In what way does the Stairway differ from what is available at K?


----------



## ALLSKIING (Apr 2, 2015)

deadheadskier said:


> Nice!
> 
> In what way does the Stairway differ from what is available at K?


I think K has been groomed out lately....


----------



## gmcunni (Apr 2, 2015)

was there for a couple hours late day.  as we left around 7 it was more crowded than it had been at 5.   so much snow, a shame they can't go longer.


----------



## Savemeasammy (Apr 3, 2015)

gmcunni said:


> was there for a couple hours late day.  as we left around 7 it was more crowded than it had been at 5.   so much snow, a shame they WON'T go longer.

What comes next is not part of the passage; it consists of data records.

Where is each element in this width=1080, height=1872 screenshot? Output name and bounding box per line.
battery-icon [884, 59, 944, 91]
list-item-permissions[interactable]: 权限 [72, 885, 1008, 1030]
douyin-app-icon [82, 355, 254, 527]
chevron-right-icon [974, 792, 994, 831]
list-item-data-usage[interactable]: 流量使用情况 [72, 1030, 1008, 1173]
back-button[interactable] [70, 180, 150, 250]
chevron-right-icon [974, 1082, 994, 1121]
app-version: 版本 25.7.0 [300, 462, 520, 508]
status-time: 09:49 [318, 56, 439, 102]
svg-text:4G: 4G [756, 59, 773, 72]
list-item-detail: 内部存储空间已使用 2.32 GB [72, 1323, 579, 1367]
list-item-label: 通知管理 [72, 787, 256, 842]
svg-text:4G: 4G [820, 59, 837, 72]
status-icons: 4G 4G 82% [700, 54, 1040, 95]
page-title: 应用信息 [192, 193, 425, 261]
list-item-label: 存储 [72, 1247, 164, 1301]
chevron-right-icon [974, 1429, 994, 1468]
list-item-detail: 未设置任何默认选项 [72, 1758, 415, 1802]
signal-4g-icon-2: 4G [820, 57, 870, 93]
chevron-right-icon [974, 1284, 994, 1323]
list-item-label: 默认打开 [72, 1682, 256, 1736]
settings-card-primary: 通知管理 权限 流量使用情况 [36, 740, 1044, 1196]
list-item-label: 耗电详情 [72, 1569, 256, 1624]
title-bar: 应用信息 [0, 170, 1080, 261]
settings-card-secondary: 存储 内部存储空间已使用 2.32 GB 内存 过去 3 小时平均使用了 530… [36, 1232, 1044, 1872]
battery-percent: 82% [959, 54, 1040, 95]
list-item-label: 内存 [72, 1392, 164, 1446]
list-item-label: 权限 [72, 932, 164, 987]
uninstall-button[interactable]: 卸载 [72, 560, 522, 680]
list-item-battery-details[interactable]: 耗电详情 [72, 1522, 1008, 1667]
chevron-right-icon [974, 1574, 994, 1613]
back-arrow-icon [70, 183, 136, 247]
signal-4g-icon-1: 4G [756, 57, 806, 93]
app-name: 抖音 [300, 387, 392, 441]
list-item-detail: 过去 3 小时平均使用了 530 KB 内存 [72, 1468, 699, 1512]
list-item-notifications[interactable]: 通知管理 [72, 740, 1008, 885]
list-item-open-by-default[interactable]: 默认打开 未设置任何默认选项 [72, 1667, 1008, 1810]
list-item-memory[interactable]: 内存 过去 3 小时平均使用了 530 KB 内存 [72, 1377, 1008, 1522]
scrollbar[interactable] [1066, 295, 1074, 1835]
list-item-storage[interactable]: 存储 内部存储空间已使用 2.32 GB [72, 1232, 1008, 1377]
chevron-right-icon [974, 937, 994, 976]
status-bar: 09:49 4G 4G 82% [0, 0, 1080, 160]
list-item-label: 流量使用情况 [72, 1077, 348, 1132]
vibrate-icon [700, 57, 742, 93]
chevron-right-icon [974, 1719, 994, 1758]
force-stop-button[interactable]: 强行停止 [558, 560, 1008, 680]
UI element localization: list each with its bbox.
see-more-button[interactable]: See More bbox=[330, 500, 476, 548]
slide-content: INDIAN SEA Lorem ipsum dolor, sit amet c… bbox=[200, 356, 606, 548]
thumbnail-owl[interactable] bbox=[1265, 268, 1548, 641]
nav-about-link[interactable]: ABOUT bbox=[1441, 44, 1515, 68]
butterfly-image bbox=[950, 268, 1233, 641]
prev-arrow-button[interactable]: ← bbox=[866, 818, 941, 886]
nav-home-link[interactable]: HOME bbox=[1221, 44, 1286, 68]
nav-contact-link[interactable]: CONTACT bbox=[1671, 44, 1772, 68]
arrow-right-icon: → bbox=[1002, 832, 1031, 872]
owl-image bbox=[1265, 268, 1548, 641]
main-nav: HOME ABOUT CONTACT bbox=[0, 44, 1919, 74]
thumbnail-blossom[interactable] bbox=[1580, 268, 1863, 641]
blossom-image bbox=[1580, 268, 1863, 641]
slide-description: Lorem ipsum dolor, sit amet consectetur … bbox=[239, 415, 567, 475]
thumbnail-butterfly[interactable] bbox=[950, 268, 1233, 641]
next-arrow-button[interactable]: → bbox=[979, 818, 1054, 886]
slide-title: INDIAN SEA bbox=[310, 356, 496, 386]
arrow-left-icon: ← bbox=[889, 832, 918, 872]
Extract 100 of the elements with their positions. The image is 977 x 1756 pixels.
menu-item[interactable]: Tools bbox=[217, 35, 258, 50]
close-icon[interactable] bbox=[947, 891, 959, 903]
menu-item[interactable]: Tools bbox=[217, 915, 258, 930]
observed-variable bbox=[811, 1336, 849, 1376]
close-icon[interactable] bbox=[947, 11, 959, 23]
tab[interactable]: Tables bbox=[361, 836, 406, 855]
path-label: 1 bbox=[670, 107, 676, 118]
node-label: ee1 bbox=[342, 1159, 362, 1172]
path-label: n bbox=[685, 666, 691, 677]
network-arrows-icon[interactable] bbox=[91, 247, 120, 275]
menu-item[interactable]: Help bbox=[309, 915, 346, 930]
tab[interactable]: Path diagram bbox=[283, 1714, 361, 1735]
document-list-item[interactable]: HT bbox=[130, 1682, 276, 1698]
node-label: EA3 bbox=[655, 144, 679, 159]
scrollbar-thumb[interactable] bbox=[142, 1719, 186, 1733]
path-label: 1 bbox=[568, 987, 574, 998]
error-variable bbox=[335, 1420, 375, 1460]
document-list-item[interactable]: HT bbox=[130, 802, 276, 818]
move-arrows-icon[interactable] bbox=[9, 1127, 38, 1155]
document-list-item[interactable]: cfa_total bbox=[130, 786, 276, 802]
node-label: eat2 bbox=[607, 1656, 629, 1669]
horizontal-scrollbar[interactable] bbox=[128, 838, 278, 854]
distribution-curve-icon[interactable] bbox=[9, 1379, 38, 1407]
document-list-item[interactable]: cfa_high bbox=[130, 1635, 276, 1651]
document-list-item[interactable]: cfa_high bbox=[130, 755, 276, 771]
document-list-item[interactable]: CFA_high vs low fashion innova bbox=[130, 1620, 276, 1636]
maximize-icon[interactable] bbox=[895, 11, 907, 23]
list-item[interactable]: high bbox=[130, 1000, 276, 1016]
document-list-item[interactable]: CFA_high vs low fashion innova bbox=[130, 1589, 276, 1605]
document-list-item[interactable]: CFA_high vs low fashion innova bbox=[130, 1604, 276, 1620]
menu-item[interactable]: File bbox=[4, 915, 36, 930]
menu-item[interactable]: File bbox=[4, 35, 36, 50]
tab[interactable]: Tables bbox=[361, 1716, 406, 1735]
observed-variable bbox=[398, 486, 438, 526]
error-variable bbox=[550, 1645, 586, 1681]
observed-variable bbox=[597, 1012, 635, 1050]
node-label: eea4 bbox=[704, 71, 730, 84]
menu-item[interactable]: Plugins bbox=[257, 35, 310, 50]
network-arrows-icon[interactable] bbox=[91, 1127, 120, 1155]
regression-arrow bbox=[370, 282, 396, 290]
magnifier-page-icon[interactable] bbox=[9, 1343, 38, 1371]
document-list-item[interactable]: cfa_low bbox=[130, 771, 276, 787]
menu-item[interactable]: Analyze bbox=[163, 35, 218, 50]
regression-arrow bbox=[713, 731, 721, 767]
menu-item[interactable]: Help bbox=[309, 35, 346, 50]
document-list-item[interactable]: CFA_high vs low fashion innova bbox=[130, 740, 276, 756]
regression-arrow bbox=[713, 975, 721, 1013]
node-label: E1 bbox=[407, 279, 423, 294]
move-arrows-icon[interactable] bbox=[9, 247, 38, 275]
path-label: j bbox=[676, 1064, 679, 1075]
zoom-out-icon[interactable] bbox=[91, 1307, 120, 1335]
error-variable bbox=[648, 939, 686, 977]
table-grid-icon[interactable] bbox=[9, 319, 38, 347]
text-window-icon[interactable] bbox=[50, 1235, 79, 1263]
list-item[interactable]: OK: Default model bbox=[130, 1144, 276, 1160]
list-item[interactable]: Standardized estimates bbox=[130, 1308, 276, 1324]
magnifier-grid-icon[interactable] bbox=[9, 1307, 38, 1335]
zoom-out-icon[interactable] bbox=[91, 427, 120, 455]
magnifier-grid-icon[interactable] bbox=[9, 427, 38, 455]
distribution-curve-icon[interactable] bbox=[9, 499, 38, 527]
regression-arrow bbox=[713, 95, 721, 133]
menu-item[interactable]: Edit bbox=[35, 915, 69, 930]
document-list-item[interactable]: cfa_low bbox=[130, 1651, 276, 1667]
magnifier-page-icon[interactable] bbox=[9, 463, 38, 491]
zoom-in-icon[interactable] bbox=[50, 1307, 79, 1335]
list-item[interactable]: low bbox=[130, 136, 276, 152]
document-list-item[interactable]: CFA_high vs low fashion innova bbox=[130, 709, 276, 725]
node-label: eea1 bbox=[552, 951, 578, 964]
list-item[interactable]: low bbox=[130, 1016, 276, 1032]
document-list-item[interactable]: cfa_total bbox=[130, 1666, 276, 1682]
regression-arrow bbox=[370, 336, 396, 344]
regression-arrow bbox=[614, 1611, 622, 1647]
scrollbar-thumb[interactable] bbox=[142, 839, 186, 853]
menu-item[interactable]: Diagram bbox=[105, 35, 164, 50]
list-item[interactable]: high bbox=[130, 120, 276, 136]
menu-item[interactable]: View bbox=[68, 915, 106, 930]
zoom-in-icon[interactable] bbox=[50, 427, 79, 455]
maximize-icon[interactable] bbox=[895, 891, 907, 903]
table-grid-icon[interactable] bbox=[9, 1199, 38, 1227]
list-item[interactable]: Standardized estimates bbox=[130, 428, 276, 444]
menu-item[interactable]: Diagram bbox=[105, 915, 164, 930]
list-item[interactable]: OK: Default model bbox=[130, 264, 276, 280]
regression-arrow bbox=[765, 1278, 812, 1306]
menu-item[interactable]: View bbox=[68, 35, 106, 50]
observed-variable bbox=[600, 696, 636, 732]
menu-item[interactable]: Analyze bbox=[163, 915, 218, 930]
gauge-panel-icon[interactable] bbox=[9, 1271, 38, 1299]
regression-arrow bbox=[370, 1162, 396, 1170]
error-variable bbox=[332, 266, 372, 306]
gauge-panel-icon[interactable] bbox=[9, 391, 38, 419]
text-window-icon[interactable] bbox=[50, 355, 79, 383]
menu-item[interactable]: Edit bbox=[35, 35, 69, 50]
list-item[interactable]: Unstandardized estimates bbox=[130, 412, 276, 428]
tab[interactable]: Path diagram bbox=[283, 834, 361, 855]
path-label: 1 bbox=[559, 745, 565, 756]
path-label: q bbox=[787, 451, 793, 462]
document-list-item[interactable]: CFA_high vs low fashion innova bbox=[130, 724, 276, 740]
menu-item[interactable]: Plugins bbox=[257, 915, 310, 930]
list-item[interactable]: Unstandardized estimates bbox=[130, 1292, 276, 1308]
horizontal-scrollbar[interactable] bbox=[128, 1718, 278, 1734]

There.  That's more like it...


Sent from my iPhone using Tapatalk


----------



## powhunter (Apr 3, 2015)

Damn good yesterday!!  Big crew slaying that DD


Sent from my iPhone using Tapatalk


----------



## skiadikt (Apr 3, 2015)

ALLSKIING said:


> I think K has been groomed out lately....



perhaps that's it. most of the nat trails (bumps) were groomed about a month ago and as of tuesday none of them had recovered yet. perhaps as we progress into spring they will. this season upper wildfire, vertigo, middle o - runs that usually have great bumps have been groomed more often than not. and maybe this cold winter conspired against the bumps reforming as it never really got warm enough to reform them

satan's was great. take lift. get off. beautiful top-to-bottom bumps. at k, you can certainly do that on skiers right ol but how many can do that more than once or twice. they've had seeded bumps on mouse trap, vertigo & ol but those are just very short sections.


----------



## 2knees (Apr 3, 2015)

skiadikt said:


> finally made it up to the mighty sundown. great little place. 60 degrees and sunshine. ran satan's non-stop for about 2 1/2 hrs 'til my legs were fried. t-t-b bumps were absolute perfection. guess they started as seeded but they were skied in like natural. nice pitch (though not double black). really wish k had a run like this (i'm a k regular). coverage was excellent as it also appeared to be on the two adjacent runs. if it wasn't for forecasted deluge, they could have easily made it through the weekend. like arnold says, "i'll be back" ...



Glad you enjoyed it!  Wish I could've made it out yesterday with everyone.  I got enough taunting texts and voicemails to last a lifetime yesterday.....


----------



## Madroch (Apr 4, 2015)

Ditto- thurs was nice- had the 4-10 shift... Got a little firmer later but all good.


----------



## skiadikt (Apr 4, 2015)

wondering if perhaps they pulled the trigger too soon on closing thursday. today & tomorrow high in lo 50's w/ some sun til showers move in sunday afternoon. seemed to be enough snow to weather friday's rain event.


----------